As the risks and repercussions of cyberattacks have become more pronounced, so has the understanding of the importance of risk management around cybersecurity.
Most organisations have successfully elevated cybersecurity to the board level and most directors understand that cybersecurity risk is a business risk like any other.
However, this increased understanding of the importance of cybersecurity doesn't necessarily mean that boards are well-equipped to tackle cybersecurity effectively.
When it comes to cyber resilience, the bar is only getting higher for organisations and their boards.
The Australian Securities and Investment Commission (ASIC) expects directors to address cyber risk and not pass this responsibility off to IT departments.
They need to take a leadership role and demand to be given the information they need to make effective choices around managing risk.
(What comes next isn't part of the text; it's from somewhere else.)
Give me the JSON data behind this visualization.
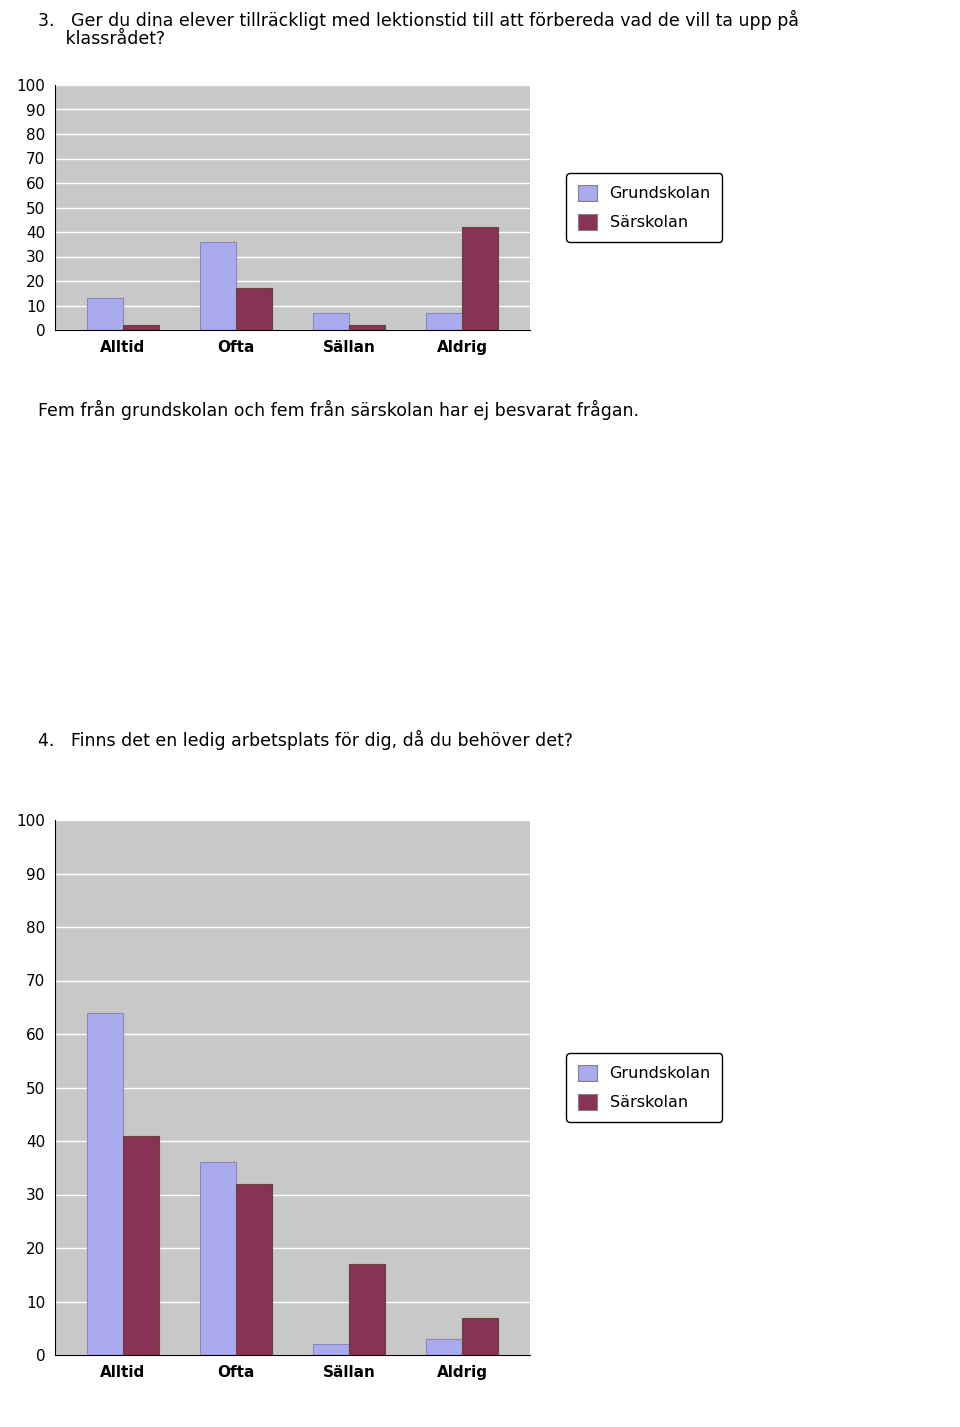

It's important for CISOs and business leaders to work closely together to ameliorate the risk of cyberattacks.
However, there is often a disconnect between security experts and the rest of the organisation, especially as business users demand to use the latest technology to drive competitive advantage.
These users can often perceive security-related checks and balances as a hindrance to business operations.
One of the most serious disconnects between CISOs and other business leaders is their approach to the reasonable care standard for security and resiliency.
This standard is widely referenced in best practices and regulatory frameworks such as Europe's General Data Protection Regulation (GDPR), which affects many Australian organisations.
It refers to the actions that, objectively speaking, the organisation should take to protect sensitive data and information.
While this sounds simple in theory, and most CISOs agree that it's the right approach to cybersecurity, few boards have officially adopted reasonable care as their measure of security.
The value of a ‘reasonable care' metric is that it takes into account common-sense approaches to security.
For example, if a company has extensive security monitoring tools but no one is reviewing those tools or acting in response to alarms, then a reasonable person would argue that the organisation has breached its duty of care.
Therefore, to meet the ‘reasonable care' standard, organisations simply have to take a logical approach to ensuring every vulnerability is addressed as well as possible.
While the CISO is possibly the ideal person to determine whether all reasonable steps have been taken, it's essential for business leaders and board members to get involved to make sure that all possible risks have been considered and addressed.
When CISOs and boards can't get together on this, security gaps are bound to be missed, leaving the organisation open to attack.
Given most security breaches happen because of a gap in visibility, awareness, and control, it's important for organisations to consider a security fabric approach to cybersecurity.
This approach provides visibility and control and leverages a zero-trust approach in which no traffic is trusted regardless of whether it originates inside or outside the network perimeter.
Taking a more stringent approach to cybersecurity can help avoid charges of failing to meet ‘reasonable care' standards and ensure companies are protected from catastrophic cyber-attacks.